So depending on the tool you’re using, they may not only look the same, Unicode enabled text tools may not even report any difference, always finding both when searching. You may even have the problem that the different representations get lost when copying the source code to someone else, perhaps trying to get help for the “weird behavior”, making it non-reproducible for the helper.
Solution 7 - Java
Inspired by the @Erwin's excellent answer, I wrote a similar example, but using Java Stream API.

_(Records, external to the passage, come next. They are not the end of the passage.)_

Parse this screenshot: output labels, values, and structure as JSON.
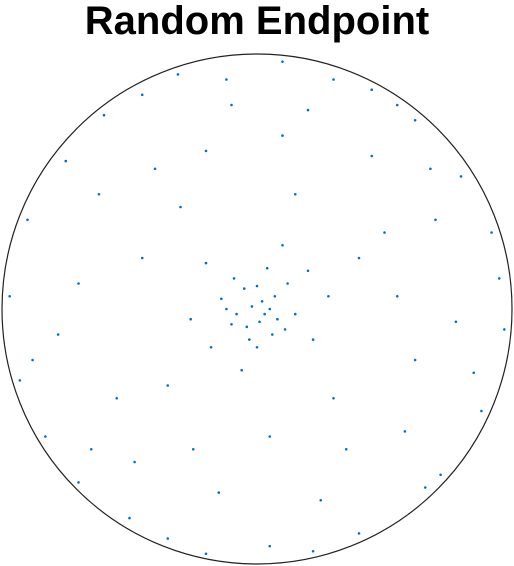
{
  "chart_data": {
    "type": "scatter",
    "title": "Random Endpoint",
    "color": "#0072bd",
    "xlim": [
      -1,
      1
    ],
    "ylim": [
      -1,
      1
    ],
    "x": [
      0.95,
      0.88,
      0.62,
      -0.31,
      -0.9,
      -0.83,
      -0.2,
      0.4,
      0.72,
      0.97,
      0.55,
      0.1,
      -0.6,
      -0.97,
      -0.7,
      0.05,
      0.8,
      -0.45,
      0.3,
      -0.88,
      0.66,
      0.92,
      -0.12,
      -0.75,
      -0.5,
      0.22,
      0.85,
      0.45,
      -0.93,
      -0.35,
      0.5,
      -0.4,
      0.62,
      -0.7,
      0.1,
      -0.15,
      0.35,
      -0.55,
      0.7,
      -0.3,
      0.45,
      -0.62,
      0.25,
      -0.48,
      0.78,
      -0.78,
      0.05,
      0.4,
      -0.2,
      0.58,
      0.15,
      -0.45,
      0.3,
      -0.35,
      0.55,
      -0.1,
      0.68,
      -0.65,
      0.2,
      -0.25,
      0.02,
      -0.05,
      0.08,
      -0.1,
      0.12,
      -0.03,
      0.15,
      -0.14,
      0.04,
      0.06,
      -0.08,
      0.01,
      0.2,
      -0.18,
      0.22,
      -0.2,
      0.1,
      -0.06,
      0.28,
      -0.26,
      0.0,
      0.03,
      -0.02,
      0.07,
      -0.04,
      0.11,
      -0.09,
      0.05,
      -0.12,
      0.0
    ],
    "values": [
      0.12,
      -0.4,
      0.74,
      0.92,
      0.35,
      -0.5,
      -0.96,
      -0.88,
      -0.65,
      -0.08,
      0.8,
      0.97,
      0.76,
      0.05,
      -0.68,
      -0.93,
      0.52,
      0.84,
      0.9,
      -0.2,
      -0.7,
      0.3,
      0.9,
      0.58,
      -0.82,
      -0.95,
      -0.25,
      0.86,
      -0.28,
      -0.9,
      0.3,
      0.55,
      -0.2,
      0.1,
      0.68,
      -0.72,
      -0.55,
      -0.35,
      0.35,
      0.4,
      0.6,
      0.45,
      -0.75,
      -0.6,
      -0.05,
      -0.1,
      -0.5,
      0.2,
      0.62,
      -0.48,
      0.45,
      0.2,
      -0.35,
      -0.3,
      0.05,
      0.8,
      0.55,
      -0.55,
      0.78,
      -0.55,
      0.03,
      0.08,
      -0.04,
      -0.06,
      0.1,
      -0.12,
      -0.02,
      0.04,
      0.16,
      -0.1,
      -0.02,
      -0.05,
      0.15,
      -0.15,
      -0.12,
      0.18,
      0.25,
      -0.24,
      0.05,
      -0.04,
      0.09,
      -0.02,
      0.01,
      0.05,
      -0.07,
      -0.08,
      0.12,
      0.0,
      0.0,
      -0.15
    ]
  }
}
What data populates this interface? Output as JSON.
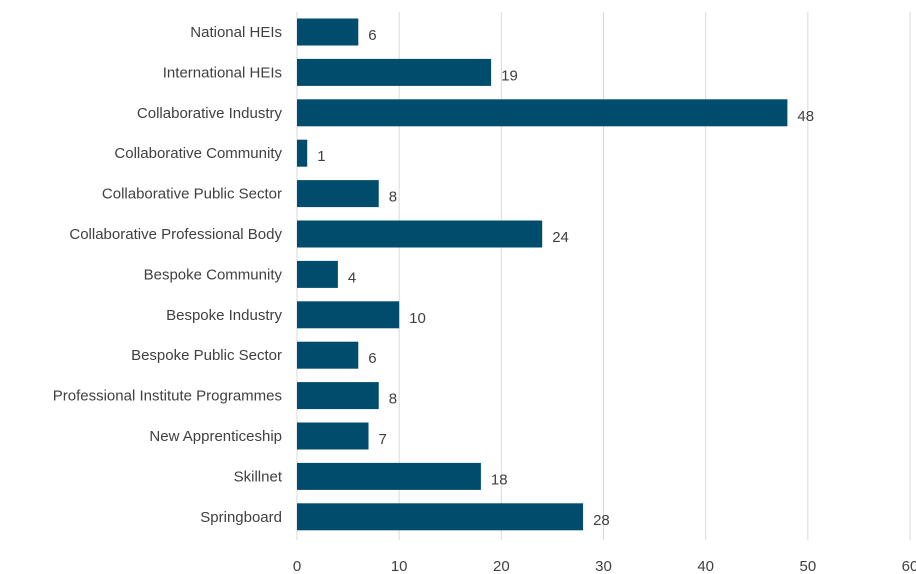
{
  "chart_data": {
    "type": "bar",
    "orientation": "horizontal",
    "categories": [
      "National HEIs",
      "International HEIs",
      "Collaborative Industry",
      "Collaborative Community",
      "Collaborative Public Sector",
      "Collaborative Professional Body",
      "Bespoke Community",
      "Bespoke Industry",
      "Bespoke Public Sector",
      "Professional Institute Programmes",
      "New Apprenticeship",
      "Skillnet",
      "Springboard"
    ],
    "values": [
      6,
      19,
      48,
      1,
      8,
      24,
      4,
      10,
      6,
      8,
      7,
      18,
      28
    ],
    "value_labels": [
      "6",
      "19",
      "48",
      "1",
      "8",
      "24",
      "4",
      "10",
      "6",
      "8",
      "7",
      "18",
      "28"
    ],
    "xlim": [
      0,
      60
    ],
    "xticks": [
      "0",
      "10",
      "20",
      "30",
      "40",
      "50",
      "60"
    ],
    "grid": true,
    "legend": false,
    "colors": {
      "bar": "#004c6d",
      "grid": "#d9d9d9",
      "text": "#404040"
    }
  }
}
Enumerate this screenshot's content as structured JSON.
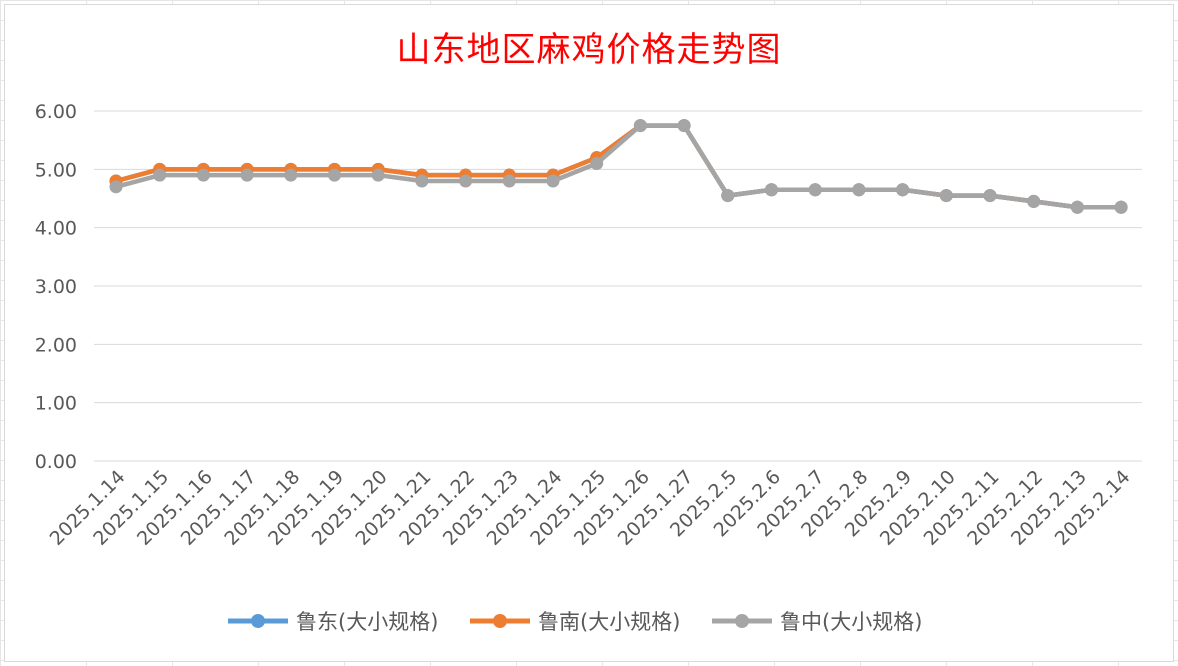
{
  "chart_data": {
    "type": "line",
    "title": "山东地区麻鸡价格走势图",
    "xlabel": "",
    "ylabel": "",
    "ylim": [
      0,
      6
    ],
    "yticks": [
      "0.00",
      "1.00",
      "2.00",
      "3.00",
      "4.00",
      "5.00",
      "6.00"
    ],
    "categories": [
      "2025.1.14",
      "2025.1.15",
      "2025.1.16",
      "2025.1.17",
      "2025.1.18",
      "2025.1.19",
      "2025.1.20",
      "2025.1.21",
      "2025.1.22",
      "2025.1.23",
      "2025.1.24",
      "2025.1.25",
      "2025.1.26",
      "2025.1.27",
      "2025.2.5",
      "2025.2.6",
      "2025.2.7",
      "2025.2.8",
      "2025.2.9",
      "2025.2.10",
      "2025.2.11",
      "2025.2.12",
      "2025.2.13",
      "2025.2.14"
    ],
    "series": [
      {
        "name": "鲁东(大小规格)",
        "color": "#5b9bd5",
        "values": [
          4.8,
          5.0,
          5.0,
          5.0,
          5.0,
          5.0,
          5.0,
          4.9,
          4.9,
          4.9,
          4.9,
          5.2,
          5.75,
          5.75,
          4.55,
          4.65,
          4.65,
          4.65,
          4.65,
          4.55,
          4.55,
          4.45,
          4.35,
          4.35
        ]
      },
      {
        "name": "鲁南(大小规格)",
        "color": "#ed7d31",
        "values": [
          4.8,
          5.0,
          5.0,
          5.0,
          5.0,
          5.0,
          5.0,
          4.9,
          4.9,
          4.9,
          4.9,
          5.2,
          5.75,
          5.75,
          4.55,
          4.65,
          4.65,
          4.65,
          4.65,
          4.55,
          4.55,
          4.45,
          4.35,
          4.35
        ]
      },
      {
        "name": "鲁中(大小规格)",
        "color": "#a5a5a5",
        "values": [
          4.7,
          4.9,
          4.9,
          4.9,
          4.9,
          4.9,
          4.9,
          4.8,
          4.8,
          4.8,
          4.8,
          5.1,
          5.75,
          5.75,
          4.55,
          4.65,
          4.65,
          4.65,
          4.65,
          4.55,
          4.55,
          4.45,
          4.35,
          4.35
        ]
      }
    ],
    "grid": true,
    "legend": "bottom"
  }
}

And an interesting thing is that my solution works, but in very rare cases (because just-in-time
compiler optimizes such a code).
The trick is to disable any JIT
optimizations using the following VM
option:
-Djava.compiler=NONE
In this situation, the number of success cases increases significantly. Here is the code:
class Race {
private static int a;
public static void main(String[] args) {
IntStream.range(0, 100_000).parallel().forEach(i -> {
a = 1;
a = 2;
a = 3;
testValue();
});
}
private static void testValue() {
if (a == 1 && a == 2 && a == 3) {
System.out.println("Success");
}
}
}
P.S. Parallel streams use ForkJoinPool
under the hood, and variable a is shared between multiple threads without any synchronization, that's why the result is non-deterministic.
Solution 8 - Java
Along similar lines, by forcing a float (or double) to underflow (or overflow) through division (or multiplication) by a large number:
int a = 1;
if (a / Float.POSITIVE_INFINITY == 1 / Float.POSITIVE_INFINITY
&& a / Float.POSITIVE_INFINITY == 2 / Float.POSITIVE_INFINITY
&& a / Float.POSITIVE_INFINITY == 3 / Float.POSITIVE_INFINITY) {
System.out.println("Success");
}